Pour la Tunisie qui fait face à sa plus grave crise économique et financière, l’enjeu est majeur et les ambitions illimitées : encourager l’innovation et le transfert technologique japonais, attirer des investissements au profit des PME tunisiennes et devenir la porte de l’Afrique pour le Japon.  Il faut en effet frapper à toutes les portes quand les circuits classiques d’emprunts et de financements sont fermés ou semés d’obstacles. Même si le résultat n’est pas assuré. La parenthèse politique inédite que traverse actuellement la Tunisie, appréhendée à l’étranger avec beaucoup d’incompréhensions, d’incertitudes ou d’appréhensions, ne facilite ni la conclusion d’accords, ni la concrétisation de projets, ni l’obtention de financements à la hauteur des besoins de la Tunisie.   
Par ailleurs, la 8e TICAD tient ses assises en terre africaine au moment où le monde est en guerre et en déclin économique, où l’Occident et la Russie, en guerre en Ukraine, ont ouvert en Afrique un nouveau front d’influence et cherchent des alliés africains. C’est à qui offre le plus d’opportunités économiques, d’accords financiers, de contrats militaires et autres appâts. La France aussi, présente militairement, cherche à renforcer ses positions, son influence et ses aides. Sans le conflit russo-ukrainien, la TICAD aurait été une affaire de coopération bilatérale afro-japonaise. Avec le conflit, pour l’Afrique, comme pour le reste du monde, le nouvel ordre mondial est en train de changer, de paradigme au moins, il s’agit donc de repenser l’avenir, les relations internationales et de nouvelles alliances. 
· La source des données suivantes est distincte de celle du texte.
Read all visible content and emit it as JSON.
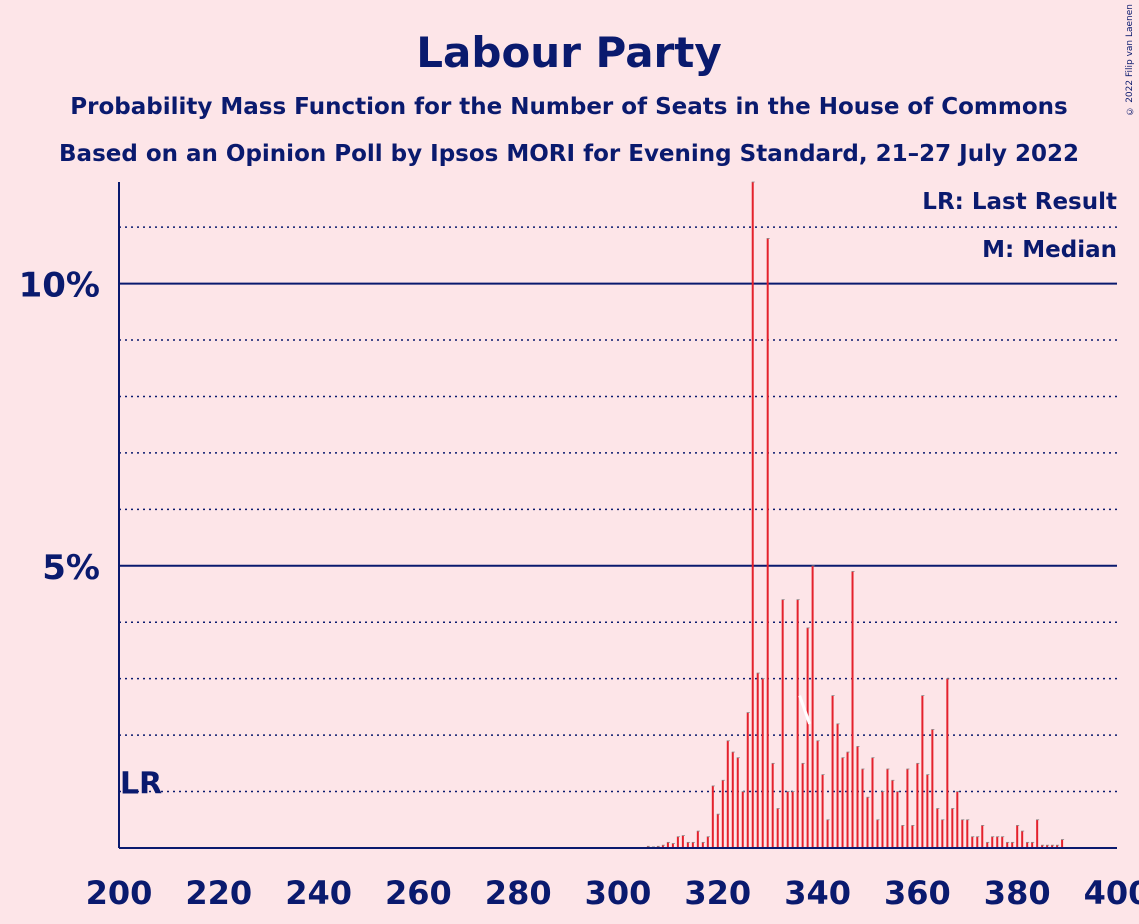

La TICAD 8 démarre demain, sans le premier ministre japonais Fumio Kishida, testé positif à la Covid. Un premier bémol, pourvu qu’il reste le dernier. Kishida ne viendra pas à Tunis mais il participera à distance depuis Tokyo aux travaux de la conférence. C’est le ministre des Affaires étrangères, Yoshimasa Hayashi, qui sera à la tête de la délégation officielle. Décidément, la Covid continue d’imposer ses règles et ses restrictions. A cause de cela, il n’y pas eu non plus de poignée de main présidentielle et de circonstance entre Joe Biden et Mohamed Ben Salmane à l’arrivée du président américain à Jeddah, en Arabie saoudite, le 16 juillet dernier, pour assister à une réunion du Conseil de Coopération du Golfe. Hier la Covid, aujourd’hui la guerre en Europe, le monde a changé. 
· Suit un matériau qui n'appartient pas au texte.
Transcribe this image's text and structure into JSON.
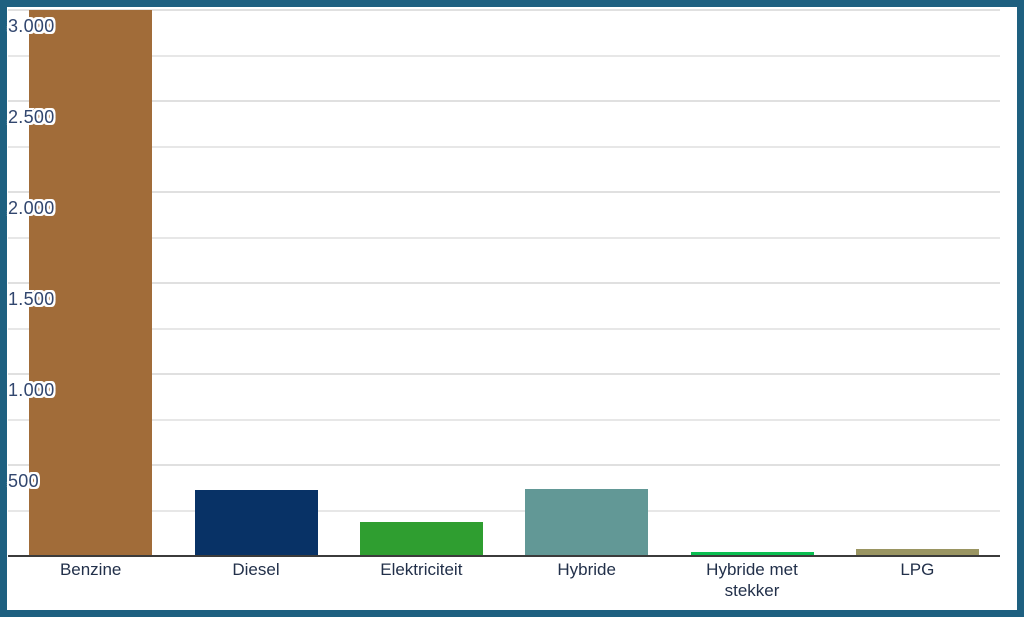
{
  "frame": {
    "border_color": "#1E6080",
    "background": "#ffffff"
  },
  "chart_data": {
    "type": "bar",
    "title": "",
    "xlabel": "",
    "ylabel": "",
    "categories": [
      "Benzine",
      "Diesel",
      "Elektriciteit",
      "Hybride",
      "Hybride met stekker",
      "LPG"
    ],
    "values": [
      3000,
      365,
      185,
      370,
      20,
      40
    ],
    "bar_colors": [
      "#A16C39",
      "#083266",
      "#2F9E30",
      "#629896",
      "#0ABF51",
      "#9A9562"
    ],
    "ylim": [
      0,
      3000
    ],
    "grid": true,
    "gridline_step": 250,
    "ytick_step": 500,
    "yticks": [
      {
        "value": 500,
        "label": "500"
      },
      {
        "value": 1000,
        "label": "1.000"
      },
      {
        "value": 1500,
        "label": "1.500"
      },
      {
        "value": 2000,
        "label": "2.000"
      },
      {
        "value": 2500,
        "label": "2.500"
      },
      {
        "value": 3000,
        "label": "3.000"
      }
    ],
    "legend_position": "none"
  },
  "colors": {
    "gridline": "#e7e7e7",
    "axis_line": "#3b3b3b",
    "tick_label": "#31466e",
    "category_label": "#22304a",
    "label_halo": "#ffffff"
  }
}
Le sommet de la Francophonie, prévu en novembre prochain est, semble-t-il, en sursis, on soupçonne déjà un autre report. Peut-être même une annulation. Des médias français rapportent que le premier ministre canadien, Justin Trudeau, à l’origine du premier report, chuchote aux oreilles d’Emmanuel Macron et compte le convaincre lors de sa visite au Canada.